Ask Dr. Forgiveness

How can I be assured that, if I forgive, I will no longer experience negative emotions such as anger?

Forgiving others who acted unjustly does not automatically end negative feelings.  Our research shows that anger and other negative emotions can lessen, even in a strong way, but the negative emotions can resurface.  For example, you might have a dream about the person and you awaken with anger.  Yet, I have found that as people forgive, the anger reduces and becomes more manageable.  So, you should expect some relief from intensive anger, but because we are all imperfect people, some residual negative emotions may be present, at least at times.

How can parents help children to forgive their divorce when the parents say different things about why they divorced?

I think the key is for the parents first to realize that the children are now vulnerable because of the divorce and because of what led to the divorce.  With that in mind, the parents need to be careful in not letting their own anger at their former spouse lead to a competition for the children’s affection.  In other words, each spouse needs to be careful not to paint a very negative picture of the other to the children.  After all, both still are parents to the children and so the divorced adults need to preserve the personhood of the other spouse to the children.  This is not easy especially when deep resentment is present.  Therefore, it may be best if the spouses first forgive each other and then be aware that the children should not become victims of resentment by the parents disparaging the other spouse to the children.  When ready, the custodial parent might consider helping the children to forgive by first apologizing to the children for this family challenge of divorce.

When I do the forgiveness work, I try to take what you call the personal perspective of the one who hurt me.  Yet, how much of this work must be factual rather than speculative? 

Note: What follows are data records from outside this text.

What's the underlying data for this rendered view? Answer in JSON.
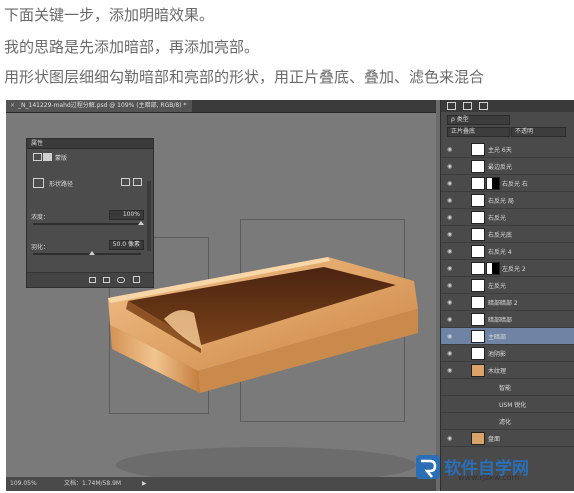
{
  "intro": {
    "line1": "下面关键一步，添加明暗效果。",
    "line2": "我的思路是先添加暗部，再添加亮部。",
    "line3": "用形状图层细细勾勒暗部和亮部的形状，用正片叠底、叠加、滤色来混合"
  },
  "document_tab": {
    "title": "_N_141229-mahd过程分解.psd @ 109% (主暗部, RGB/8) *",
    "close": "×"
  },
  "properties": {
    "title": "属性",
    "mask_label": "蒙版",
    "shape_label": "形状路径",
    "density_label": "浓度：",
    "density_value": "100%",
    "density_level": 1.0,
    "feather_label": "羽化：",
    "feather_value": "50.0 像素",
    "feather_level": 0.55
  },
  "status": {
    "zoom": "109.05%",
    "doc": "文档：1.74M/58.9M",
    "arrow": "▶"
  },
  "layers": {
    "filter_label": "ρ 类型",
    "blend_mode": "正片叠底",
    "opacity_label": "不透明",
    "items": [
      {
        "name": "主光 6天"
      },
      {
        "name": "最边反光"
      },
      {
        "name": "右反光 右"
      },
      {
        "name": "右反光 局"
      },
      {
        "name": "右反光"
      },
      {
        "name": "右反光底"
      },
      {
        "name": "右反光 4"
      },
      {
        "name": "左反光 2"
      },
      {
        "name": "左反光"
      },
      {
        "name": "暗部暗部 2"
      },
      {
        "name": "暗部暗部"
      },
      {
        "name": "主暗部"
      },
      {
        "name": "池阴影"
      },
      {
        "name": "木纹理"
      },
      {
        "name": "智能"
      },
      {
        "name": "USM 锐化"
      },
      {
        "name": "滤化"
      },
      {
        "name": "盘面"
      }
    ]
  },
  "watermark": {
    "brand": "软件自学网",
    "url": "www.rjzxw.com"
  },
  "colors": {
    "selected_layer": "#6f84a4",
    "wood_light": "#e7b27a",
    "wood_dark": "#5b2f14",
    "logo_blue": "#2a6fb6"
  }
}
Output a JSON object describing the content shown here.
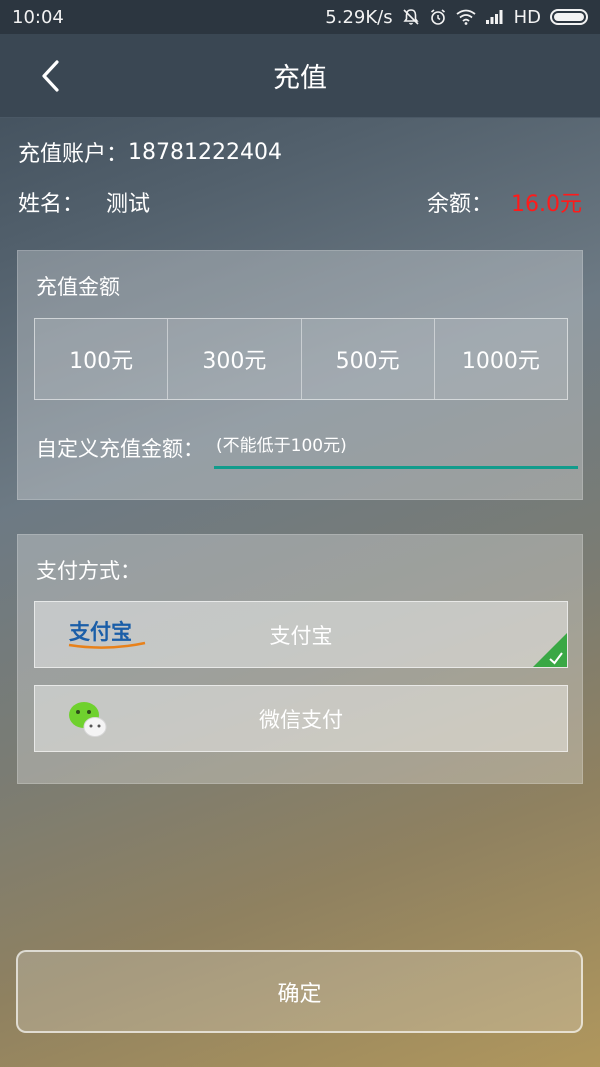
{
  "status_bar": {
    "time": "10:04",
    "network_speed": "5.29K/s",
    "network_type": "HD",
    "icons": [
      "mute-icon",
      "alarm-icon",
      "wifi-icon",
      "signal-icon",
      "battery-icon"
    ]
  },
  "app_bar": {
    "title": "充值",
    "back_icon": "chevron-left-icon"
  },
  "account": {
    "account_label": "充值账户：",
    "account_number": "18781222404",
    "name_label": "姓名：",
    "name_value": "测试",
    "balance_label": "余额：",
    "balance_value": "16.0元",
    "balance_color": "#ff1a1a"
  },
  "amount_section": {
    "title": "充值金额",
    "options": [
      "100元",
      "300元",
      "500元",
      "1000元"
    ],
    "custom_label": "自定义充值金额：",
    "custom_placeholder": "(不能低于100元)",
    "input_accent": "#129c8c"
  },
  "payment_section": {
    "title": "支付方式：",
    "methods": [
      {
        "label": "支付宝",
        "logo_text": "支付宝",
        "icon": "alipay-logo",
        "selected": true
      },
      {
        "label": "微信支付",
        "icon": "wechat-icon",
        "selected": false
      }
    ],
    "check_color": "#3aa845"
  },
  "confirm": {
    "label": "确定"
  }
}
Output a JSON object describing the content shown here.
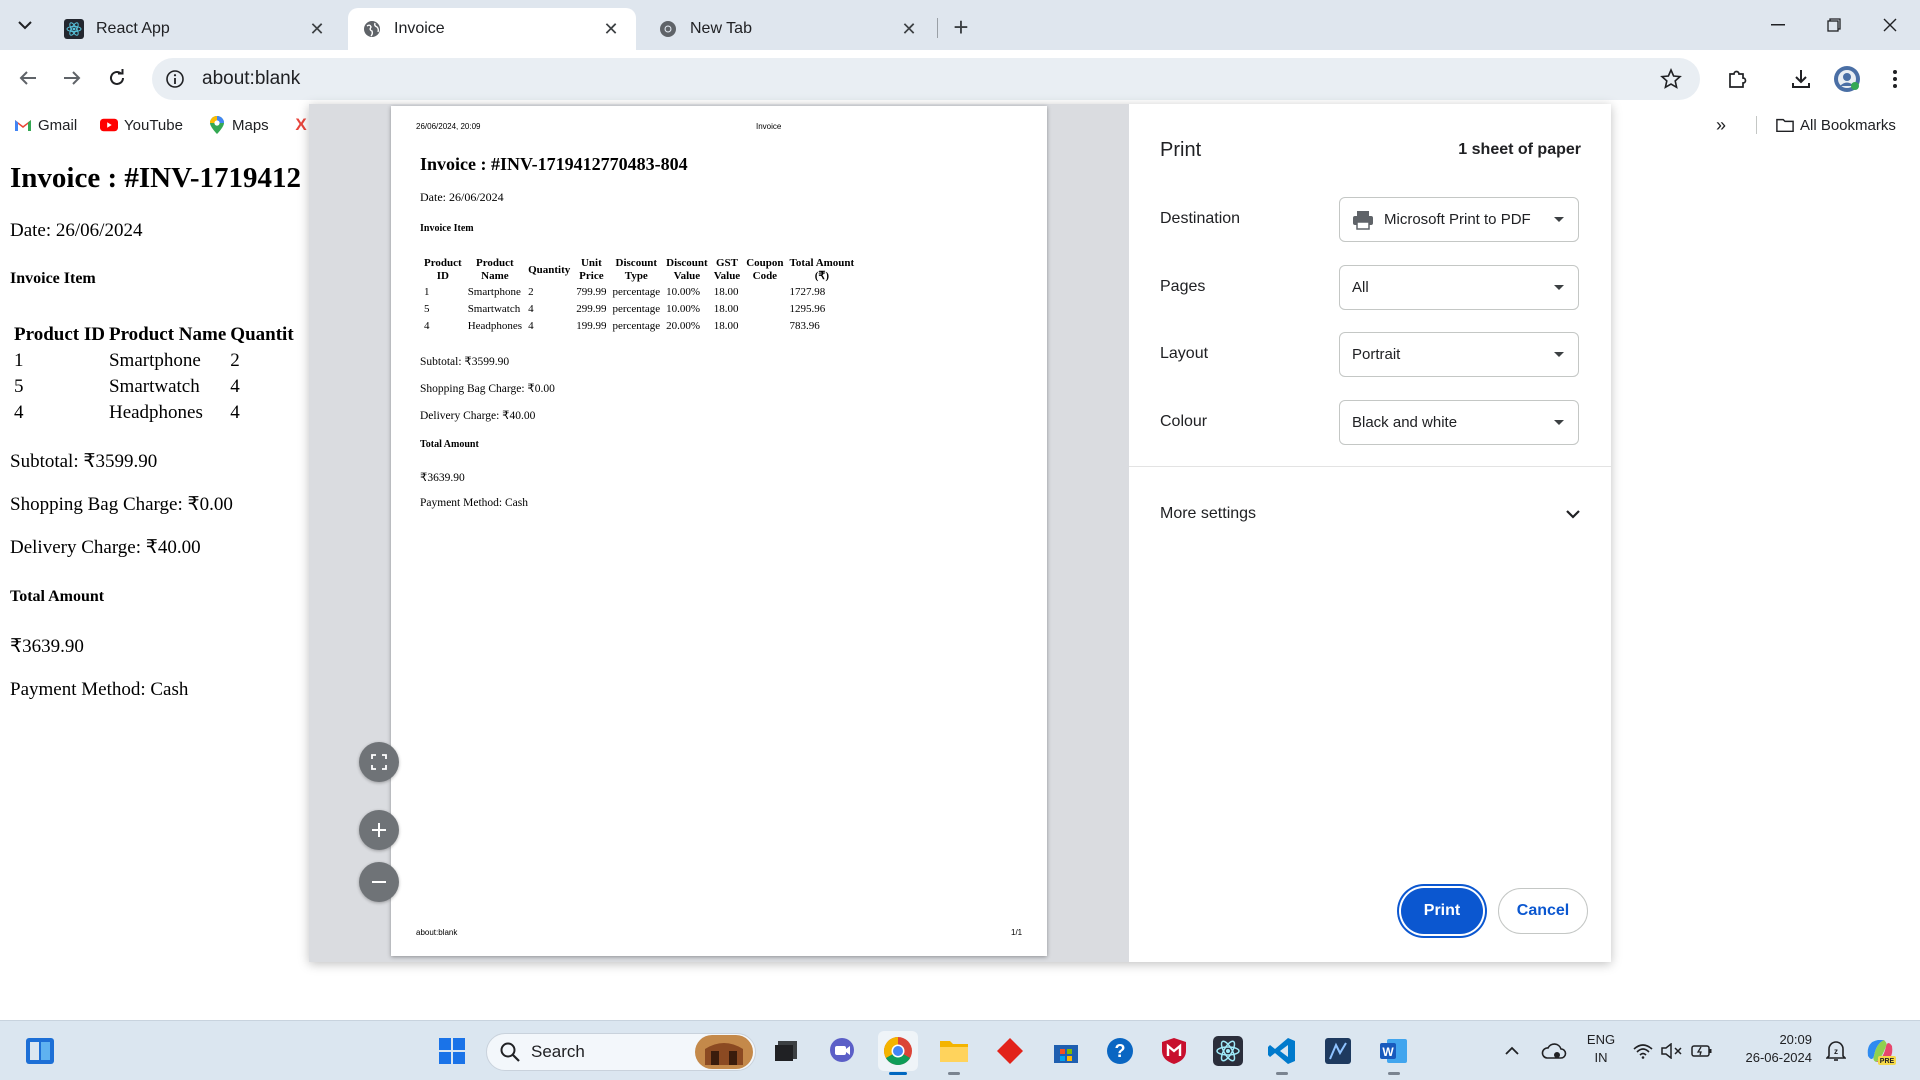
{
  "browser": {
    "tabs": [
      {
        "title": "React App",
        "icon": "react-icon"
      },
      {
        "title": "Invoice",
        "icon": "globe-icon",
        "active": true
      },
      {
        "title": "New Tab",
        "icon": "chrome-icon"
      }
    ],
    "url": "about:blank",
    "bookmarks": [
      {
        "label": "Gmail",
        "icon": "gmail-icon"
      },
      {
        "label": "YouTube",
        "icon": "youtube-icon"
      },
      {
        "label": "Maps",
        "icon": "maps-icon"
      },
      {
        "label": "",
        "icon": "x-icon"
      }
    ],
    "all_bookmarks": "All Bookmarks"
  },
  "page": {
    "title": "Invoice : #INV-1719412",
    "date": "Date: 26/06/2024",
    "items_heading": "Invoice Item",
    "columns": [
      "Product ID",
      "Product Name",
      "Quantit"
    ],
    "rows": [
      [
        "1",
        "Smartphone",
        "2"
      ],
      [
        "5",
        "Smartwatch",
        "4"
      ],
      [
        "4",
        "Headphones",
        "4"
      ]
    ],
    "subtotal": "Subtotal: ₹3599.90",
    "bag_charge": "Shopping Bag Charge: ₹0.00",
    "delivery_charge": "Delivery Charge: ₹40.00",
    "total_heading": "Total Amount",
    "total": "₹3639.90",
    "payment": "Payment Method: Cash"
  },
  "preview": {
    "header_date": "26/06/2024, 20:09",
    "header_title": "Invoice",
    "title": "Invoice : #INV-1719412770483-804",
    "date": "Date: 26/06/2024",
    "items_heading": "Invoice Item",
    "columns": [
      [
        "Product",
        "ID"
      ],
      [
        "Product",
        "Name"
      ],
      [
        "Quantity"
      ],
      [
        "Unit",
        "Price"
      ],
      [
        "Discount",
        "Type"
      ],
      [
        "Discount",
        "Value"
      ],
      [
        "GST",
        "Value"
      ],
      [
        "Coupon",
        "Code"
      ],
      [
        "Total Amount",
        "(₹)"
      ]
    ],
    "rows": [
      [
        "1",
        "Smartphone",
        "2",
        "799.99",
        "percentage",
        "10.00%",
        "18.00",
        "",
        "1727.98"
      ],
      [
        "5",
        "Smartwatch",
        "4",
        "299.99",
        "percentage",
        "10.00%",
        "18.00",
        "",
        "1295.96"
      ],
      [
        "4",
        "Headphones",
        "4",
        "199.99",
        "percentage",
        "20.00%",
        "18.00",
        "",
        "783.96"
      ]
    ],
    "subtotal": "Subtotal: ₹3599.90",
    "bag_charge": "Shopping Bag Charge: ₹0.00",
    "delivery_charge": "Delivery Charge: ₹40.00",
    "total_heading": "Total Amount",
    "total": "₹3639.90",
    "payment": "Payment Method: Cash",
    "footer_url": "about:blank",
    "footer_page": "1/1"
  },
  "print": {
    "title": "Print",
    "sheets": "1 sheet of paper",
    "destination_label": "Destination",
    "destination_value": "Microsoft Print to PDF",
    "pages_label": "Pages",
    "pages_value": "All",
    "layout_label": "Layout",
    "layout_value": "Portrait",
    "colour_label": "Colour",
    "colour_value": "Black and white",
    "more_settings": "More settings",
    "print_button": "Print",
    "cancel_button": "Cancel"
  },
  "taskbar": {
    "search_placeholder": "Search",
    "language_top": "ENG",
    "language_bottom": "IN",
    "time": "20:09",
    "date": "26-06-2024"
  },
  "colors": {
    "accent": "#0b57d0",
    "tabstrip": "#dfe6ee",
    "taskbar": "#dbe6f0"
  }
}
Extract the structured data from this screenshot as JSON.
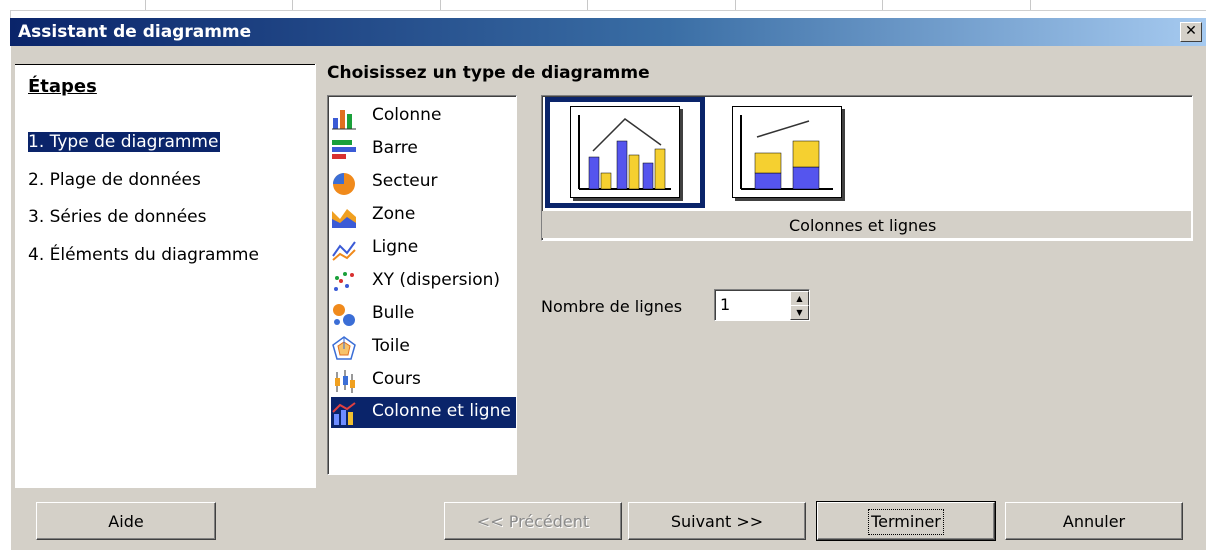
{
  "dialog": {
    "title": "Assistant de diagramme",
    "close_label": "✕"
  },
  "steps": {
    "title": "Étapes",
    "items": [
      {
        "label": "1. Type de diagramme",
        "active": true
      },
      {
        "label": "2. Plage de données"
      },
      {
        "label": "3. Séries de données"
      },
      {
        "label": "4. Éléments du diagramme"
      }
    ]
  },
  "main": {
    "section_title": "Choisissez un type de diagramme",
    "chart_types": [
      {
        "label": "Colonne",
        "icon": "column-chart-icon"
      },
      {
        "label": "Barre",
        "icon": "bar-chart-icon"
      },
      {
        "label": "Secteur",
        "icon": "pie-chart-icon"
      },
      {
        "label": "Zone",
        "icon": "area-chart-icon"
      },
      {
        "label": "Ligne",
        "icon": "line-chart-icon"
      },
      {
        "label": "XY (dispersion)",
        "icon": "scatter-chart-icon"
      },
      {
        "label": "Bulle",
        "icon": "bubble-chart-icon"
      },
      {
        "label": "Toile",
        "icon": "net-chart-icon"
      },
      {
        "label": "Cours",
        "icon": "stock-chart-icon"
      },
      {
        "label": "Colonne et ligne",
        "icon": "column-line-chart-icon",
        "selected": true
      }
    ],
    "variant_caption": "Colonnes et lignes",
    "lines_label": "Nombre de lignes",
    "lines_value": "1"
  },
  "buttons": {
    "help": "Aide",
    "previous": "<< Précédent",
    "next": "Suivant >>",
    "finish": "Terminer",
    "cancel": "Annuler"
  },
  "colors": {
    "title_gradient_start": "#0a246a",
    "selection": "#0a246a",
    "dialog_face": "#d4d0c8"
  }
}
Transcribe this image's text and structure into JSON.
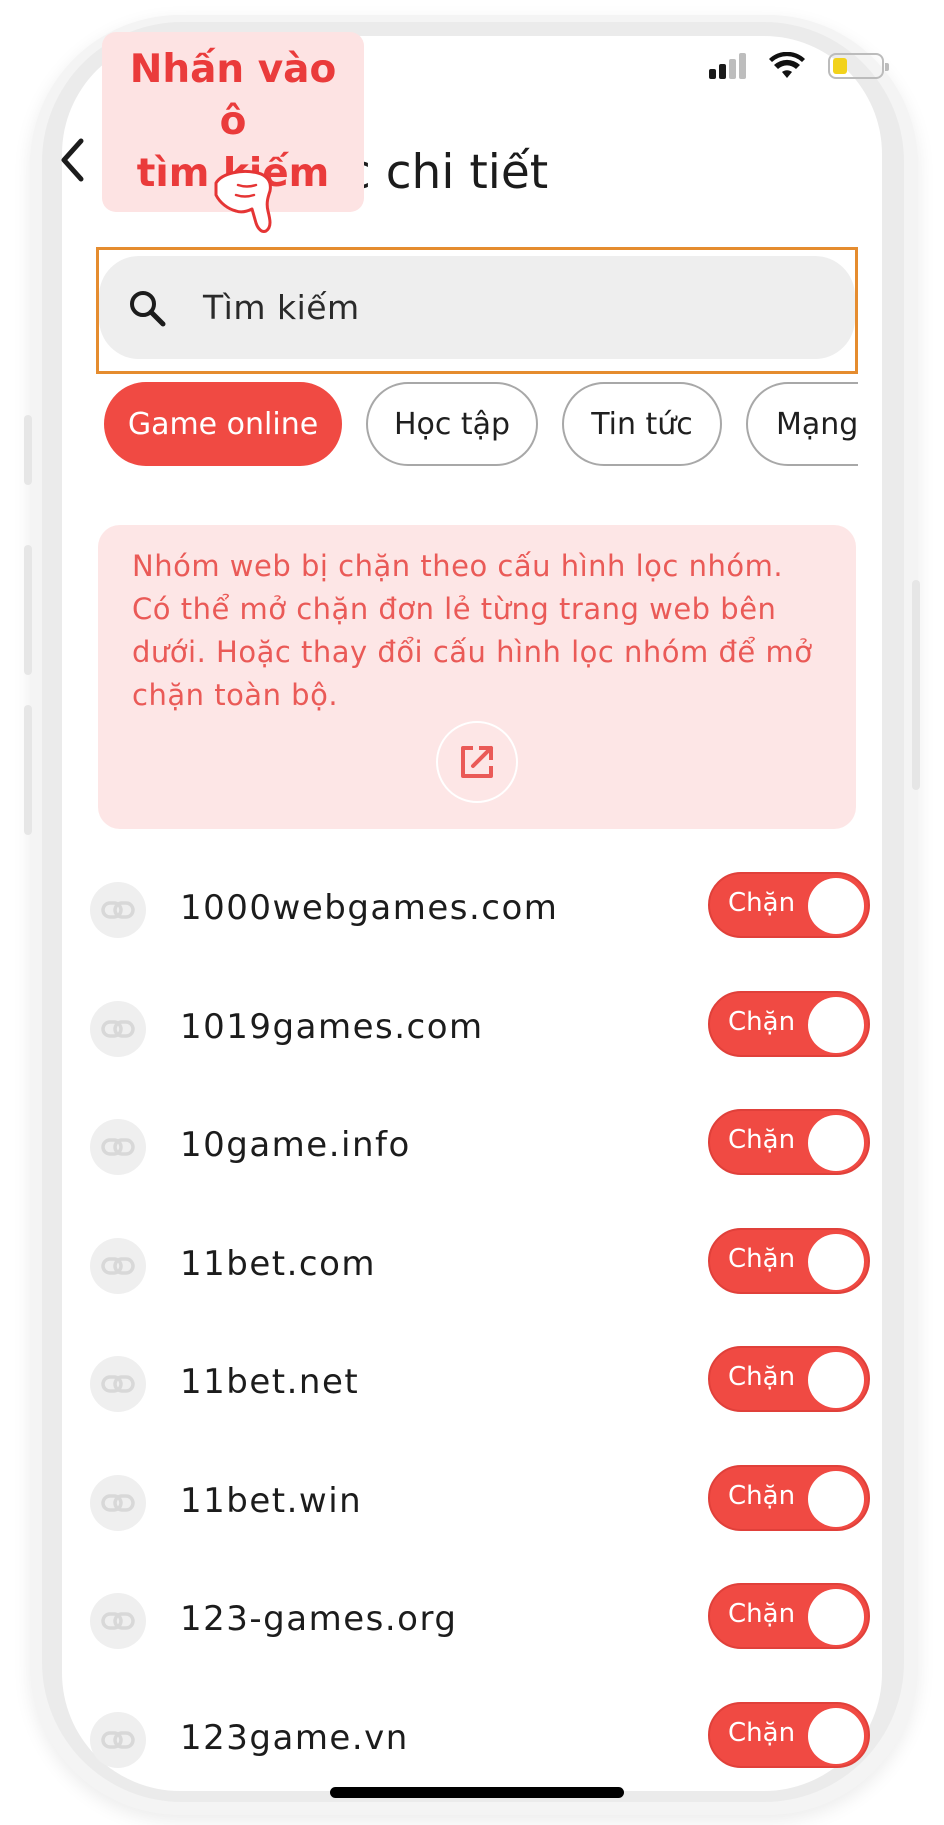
{
  "tooltip": {
    "line1": "Nhấn vào ô",
    "line2": "tìm kiếm"
  },
  "header": {
    "title": "Lọc chi tiết"
  },
  "search": {
    "placeholder": "Tìm kiếm"
  },
  "chips": [
    "Game online",
    "Học tập",
    "Tin tức",
    "Mạng xã hội"
  ],
  "info": {
    "text": "Nhóm web bị chặn theo cấu hình lọc nhóm. Có thể mở chặn đơn lẻ từng trang web bên dưới. Hoặc thay đổi cấu hình lọc nhóm để mở chặn toàn bộ."
  },
  "sites": [
    {
      "domain": "1000webgames.com",
      "toggle_label": "Chặn"
    },
    {
      "domain": "1019games.com",
      "toggle_label": "Chặn"
    },
    {
      "domain": "10game.info",
      "toggle_label": "Chặn"
    },
    {
      "domain": "11bet.com",
      "toggle_label": "Chặn"
    },
    {
      "domain": "11bet.net",
      "toggle_label": "Chặn"
    },
    {
      "domain": "11bet.win",
      "toggle_label": "Chặn"
    },
    {
      "domain": "123-games.org",
      "toggle_label": "Chặn"
    },
    {
      "domain": "123game.vn",
      "toggle_label": "Chặn"
    }
  ],
  "colors": {
    "accent": "#f04a43",
    "highlight": "#e58c2f",
    "battery": "#f2d21b"
  }
}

As you say, we ask people who forgive to take what I call the personal, global, and cosmic perspectives.  The personal perspective deals with facts, to the best of your ability to gather those facts about how the other person was raised and the challenges faced in life.  If you have no knowledge of the other person’s past, then I recommend that you move to the global perspective in which you begin to see the common humanity that both of you share.  You do not need to know precise details of that person’s history to know that you both: 1) have unique DNA, making both of you special and unique; 2) must have adequate nutrition to be healthy; 3) will bleed if cut; and, as one more example, 4) will both die someday.  Seeing your common humanity may aid you in softening your heart toward the person, not because of what happened, but in spite of this.

How do we know when the anger inside is unhealthy?

Here are some questions you can ask yourself, the answers to which will help you see whether or not the anger is unhealthy or not:

1). How much anger do you have inside on a 1 to 10 scale, ranging from 1 (no anger) to 10 (an extreme amount of anger)?  A score in the 7 to 10 range is worth noting.

2). How often do you have this anger?  If you have it for much of the day for most days and this has lasted for weeks or months, then this is worth noting.

3). Do you have difficulty concentrating on tasks which you need to complete on any given day?  If so, how often is this happening? Again, if this occurs on most days, this is worth noting.

4). Does your anger interfere with your sleep?

5). Does the anger interfere with your energy level in that you are tired more often than you should be?

6). Is the anger interfering with your happiness in life?

If your answer is yes to questions 4 through 6, and if your anger is abiding in you, as seen in questions 1 through 3, then you should consider the probability that your anger is in need of correction.  If you have been treated unjustly by other people, then forgiveness may be a good way of regulating this unhealthy anger.

Which do you think is more effective as a treatment for anger: relaxation training or forgiveness and why?

Forgiveness is appropriate if the person is angry because of injustices suffered from those who have treated the person unjustly.  If this is the case, then I would choose forgiveness over relaxation, if I had to choose only one of these.  I would do so for this reason:  If we are deeply angry or frustrated or sad inside because of another person’s unfairness, these emotions are not easily eliminated by relaxation because relaxation treats the symptoms and not the underlying cause of the challenging emotions.  Once a person stops relaxing, the challenging emotions likely will re-emerge.  In contrast, forgiveness focuses on the cause of these emotions—the unjust treatment by a person—and the forgiveness process helps the emotionally wounded person to have a new response toward that person which tends to reduce these emotions to more manageable levels over time.  In other words, as the forgiver thinks about the one who offended, the challenging emotions will have been reduced toward the offending person and so healing occurs.  With relaxation training, there is no attempt to directly alter one’s emotions toward an offending other person.